At a high level, a robotic exoskeleton is a wearable mobile machine powered by a combination of electronic motors, hydraulics, and levers that allow for limb movement. For example, a full-body exoskeleton can lift large spools of wire without excess exertion or risk of strain or injury. As discovered, increasing the strength and stamina of workers through exoskeletons leads to a decrease in the frequency and severity of strain or sprain injuries.

While increasing the strength of workers is beneficial, robotic exoskeletons allow injured workers to return to work more quickly. Having a physical aide helps injured workers be productive, while recovering from an injury.
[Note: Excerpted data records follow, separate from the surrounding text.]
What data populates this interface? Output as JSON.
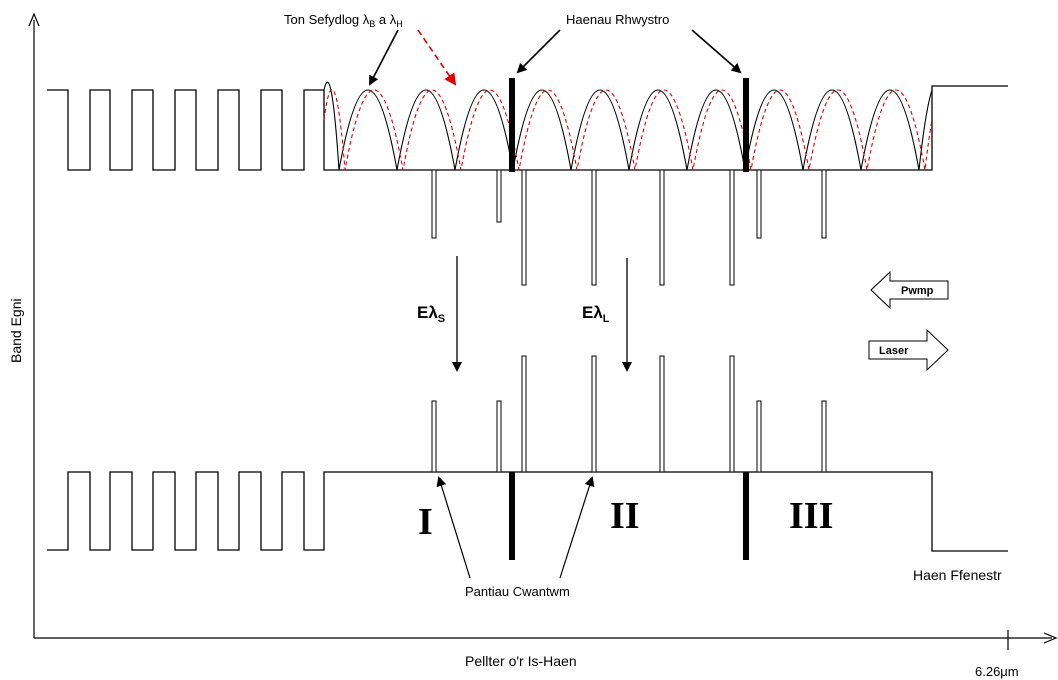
{
  "labels": {
    "standing_wave_prefix": "Ton Sefydlog ",
    "lambda_b": "λ",
    "lambda_b_sub": "B",
    "conj": " a ",
    "lambda_h": "λ",
    "lambda_h_sub": "H",
    "barrier_layers": "Haenau Rhwystro",
    "pump": "Pwmp",
    "laser": "Laser",
    "e_symbol_s": "Eλ",
    "e_sub_s": "S",
    "e_symbol_l": "Eλ",
    "e_sub_l": "L",
    "region_1": "I",
    "region_2": "II",
    "region_3": "III",
    "quantum_wells": "Pantiau Cwantwm",
    "window_layer": "Haen Ffenestr",
    "x_axis": "Pellter o'r Is-Haen",
    "y_axis": "Band Egni",
    "scale_end": "6.26μm"
  },
  "colors": {
    "line": "#000000",
    "wave_secondary": "#e00000",
    "background": "#ffffff"
  },
  "icons": {
    "pump_arrow": "left-arrow-icon",
    "laser_arrow": "right-arrow-icon"
  }
}
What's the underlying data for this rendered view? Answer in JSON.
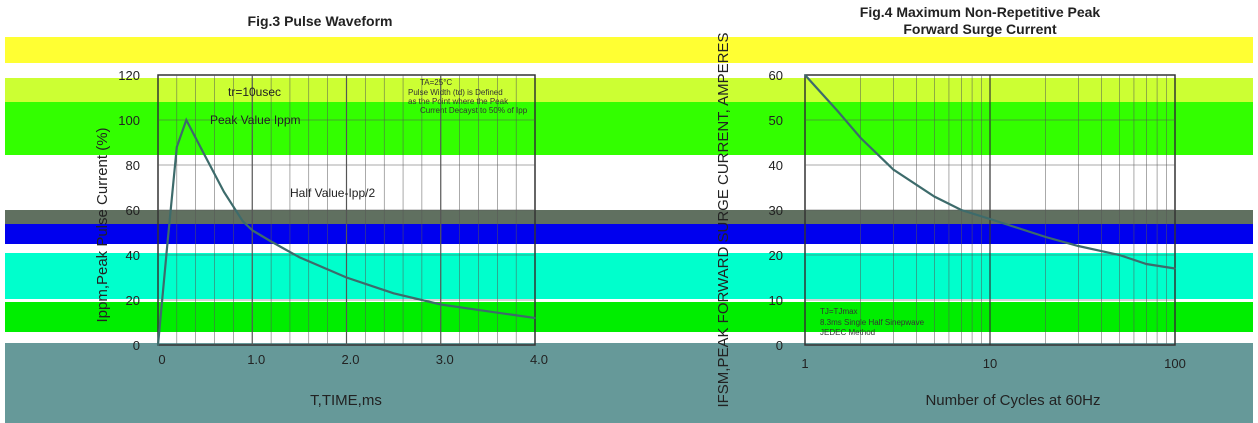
{
  "band_colors": {
    "yellow": "#ffff33",
    "lime_light": "#ccff33",
    "green": "#33ff00",
    "gray": "#607060",
    "blue": "#0000ee",
    "teal": "#00ffcc",
    "green2": "#00ee00",
    "slate": "#669999"
  },
  "chart_data": [
    {
      "type": "line",
      "title": "Fig.3 Pulse Waveform",
      "xlabel": "T,TIME,ms",
      "ylabel": "Ippm,Peak Pulse Current (%)",
      "xlim": [
        0,
        4.0
      ],
      "ylim": [
        0,
        120
      ],
      "x_ticks": [
        "0",
        "1.0",
        "2.0",
        "3.0",
        "4.0"
      ],
      "y_ticks": [
        "0",
        "20",
        "40",
        "60",
        "80",
        "100",
        "120"
      ],
      "series": [
        {
          "x": [
            0,
            0.1,
            0.2,
            0.3,
            0.5,
            0.7,
            0.9,
            1.0,
            1.2,
            1.5,
            2.0,
            2.5,
            3.0,
            3.5,
            4.0
          ],
          "values": [
            0,
            45,
            88,
            100,
            84,
            68,
            55,
            51,
            46,
            39,
            30,
            23,
            18,
            15,
            12
          ]
        }
      ],
      "annotations": {
        "tr": "tr=10usec",
        "peak": "Peak Value Ippm",
        "half": "Half Value-Ipp/2",
        "ta": "TA=25°C",
        "note1": "Pulse Width (td) is Defined",
        "note2": "as the Point where the Peak",
        "note3": "Current Decayst to 50% of Ipp"
      },
      "grid": true
    },
    {
      "type": "line",
      "title": "Fig.4 Maximum Non-Repetitive Peak",
      "title2": "Forward Surge Current",
      "xlabel": "Number of Cycles at 60Hz",
      "ylabel": "IFSM,PEAK FORWARD SURGE CURRENT, AMPERES",
      "x_scale": "log",
      "xlim": [
        1,
        100
      ],
      "ylim": [
        0,
        60
      ],
      "x_ticks": [
        "1",
        "10",
        "100"
      ],
      "y_ticks": [
        "0",
        "10",
        "20",
        "30",
        "40",
        "50",
        "60"
      ],
      "series": [
        {
          "x": [
            1,
            1.5,
            2,
            3,
            5,
            7,
            10,
            20,
            30,
            50,
            70,
            100
          ],
          "values": [
            60,
            52,
            46,
            39,
            33,
            30,
            28,
            24,
            22,
            20,
            18,
            17
          ]
        }
      ],
      "annotations": {
        "tj": "TJ=TJmax",
        "note1": "8.3ms Single Half Sinepwave",
        "note2": "JEDEC Method"
      },
      "grid": true
    }
  ]
}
The reduction of lost time is an effective way to decrease the severity of a workers’ compensation claim.

If you’re considering implementing robotic exoskeletons, below are a few items to evaluate:

  • Is it cost effective? Determining the break-even point on robotic exoskeletons requires an in-depth knowledge of your current workers’ compensation program and claims, as well as the price points of robotic exoskeleton products. 
  • Are your expectations realistic? Although workers produce at a higher rate while wearing a robotic exoskeleton, expecting too much too soon may create unintended consequences.
  • Is Risk Management involved? Getting your Risk Management team involved from the beginning and throughout the process is critical to a successful implementation and ongoing use of robotic exoskeletons.

It is too early to determine the exact metrics of the benefits of robotic exoskeletons; however, as time passes and manufacturing companies begin to implement them, a more accurate and precise idea will emerge. At Hays, we are actively researching and studying the impact robotics have on risk management, and will continue to share updates in this developing technology.